You might recall this narrow sliver of a speakeasy-style lounge from its days as the Italian-themed Notturno, when the charcuterie and pasta plates were all similarly prepared behind the bar and the cocktails were mixed by a charismatically curmudgeonly bartender named H. Kozakura was an unexpected, yet smooth pivot for owner Bill Robitaille when H moved to Toronto. In terms of set changes, all he really had to do was hang a traditional noren curtain on the front door, replace the blackboard wall menus with inkblot art, fill the back bar's vermouth-aging barrels with ponzu and swap out the meat slicer for the Searzall. Well, there was obviously much more thought behind the transition, but the room doesn't look or feel all that different.

Mr. Robitaille, who was always the quiet workhorse behind the sous-vide machines and H's oversized personality, now plays backup to Keith Allison, the Japanese-born, Vancouver-raised chef de cuisine who previously cooked at Sea Monstr Sushi and Dan Japanese. Although far less prickly than H, Mr. Allison can be just as animated when wielding his flaming torch, puppeteering a thawing blackhead sea bream and singing along to the disco soundtrack of a David Mancuso playlist.

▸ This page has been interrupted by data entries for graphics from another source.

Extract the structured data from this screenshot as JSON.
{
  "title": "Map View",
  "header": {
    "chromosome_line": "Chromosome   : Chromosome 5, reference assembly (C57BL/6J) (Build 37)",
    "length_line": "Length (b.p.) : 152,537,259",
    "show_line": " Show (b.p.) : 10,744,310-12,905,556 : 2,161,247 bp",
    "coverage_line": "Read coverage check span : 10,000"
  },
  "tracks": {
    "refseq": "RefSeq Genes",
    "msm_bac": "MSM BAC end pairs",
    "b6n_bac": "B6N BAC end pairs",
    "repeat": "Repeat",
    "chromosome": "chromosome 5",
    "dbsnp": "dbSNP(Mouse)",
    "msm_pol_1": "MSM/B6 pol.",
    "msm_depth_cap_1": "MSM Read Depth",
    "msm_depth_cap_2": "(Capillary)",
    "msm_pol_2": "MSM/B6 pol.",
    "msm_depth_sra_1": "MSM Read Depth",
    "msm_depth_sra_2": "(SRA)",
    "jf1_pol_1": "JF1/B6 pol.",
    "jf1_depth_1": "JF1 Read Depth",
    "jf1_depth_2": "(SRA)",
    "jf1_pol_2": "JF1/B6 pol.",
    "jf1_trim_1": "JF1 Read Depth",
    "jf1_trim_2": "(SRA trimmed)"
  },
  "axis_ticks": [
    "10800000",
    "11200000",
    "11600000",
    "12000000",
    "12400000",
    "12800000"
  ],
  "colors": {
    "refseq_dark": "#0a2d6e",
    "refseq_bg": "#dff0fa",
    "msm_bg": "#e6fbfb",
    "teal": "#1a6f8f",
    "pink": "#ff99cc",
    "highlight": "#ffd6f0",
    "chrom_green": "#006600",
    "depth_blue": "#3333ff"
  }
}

If you go for the full-blown, 12-course, $90 omakase menu, be sure to make a reservation at least one day in advance. It might include, as ours did, a frothy white-miso soup fattened up with emulsified foie gras that coats the mouth with a silken sheen. Or a few shaves of Burgundy truffle to gild an already lovely, loosely quivering chawanmushi egg custard that is amply studded with tender chicken thigh and plump sidestripe shrimp. And maybe even a thick lobe of foie gras, unfortunately seared with a lingering whiff of propane that obliterated a pimply tongue of sea urchin laid over top.

But to be quite honest, the eight-course, $60 menu will do just fine. Relax into your cushioned stool and warm up with an aperitif (the lightly acidic, apricot-tinged Senkin Muku sake makes a nice opener) because you'll likely still be there for a couple of hours.

Though the lineup changes frequently, most menus open with a seasonal salad, beautifully composed with pickled radishes, raw baby carrots, blistered peppers and more than a dozen variety of micro greens lightly swaddled in a puréed-ginger dressing. (Interesting, the vegetables don't pick up nearly as much gas from the Searzall torching, which makes me think that the burnt flavour in the meat and fish might have something to do with their fat component.)

The meal will also include a sashimi course, which Mr. Allison slices with razor-sharp edges into meaty bites. If you're lucky, he will have Hokkaido scallops on hand that he has very slowly defrosted to maintain a satiny smooth texture.

There will also be one of several mushi custards steamed in clay pots. Or perhaps you'll get the kani pon, a generous clump of Dungeness crab strewn over a bed of seaweed and terrific pickled cucumbers that are so salty they seem to pry open every single taste receptor in the mouth, all the better to amplify a finishing drizzle of house-aged ponzu that smacks you like a crashing wave of sour citrus, sweet mirin, murky soy and sea-dredged bonito. It's a shockingly good combination.

There will then be several more courses of fish and meat. The sanshou steak – rare slices of ribeye dribbled with a mentholated pepper sauce – could be great if the edges weren't crusted with the Searzall. That noxious taste of gas will, sadly, keep creeping up all over the menu. For some reason, it doesn't penetrate the sablefish, which is marinated for three days in Saikyo miso and sake lees. Perhaps the slick coating offers a protective barrier.

I hate to dwell on that damn burnt taste, which the chefs swear they don't detect. But for me, it kept marring dish after dish.

The ume chazuke will be served just in time, a soothingly sour balm of sticky rice soaked in dashi broth flecked with pickled plums, roasted rice pearls, seaweed and refreshing shiso leaves.

And finally, to finish, a perfectly creamy cup of green sencha pudding topped with a sticky layer of caramel. The chef could easily crackle the gloss into a crusty crème brûlée. Be thankful that he doesn't.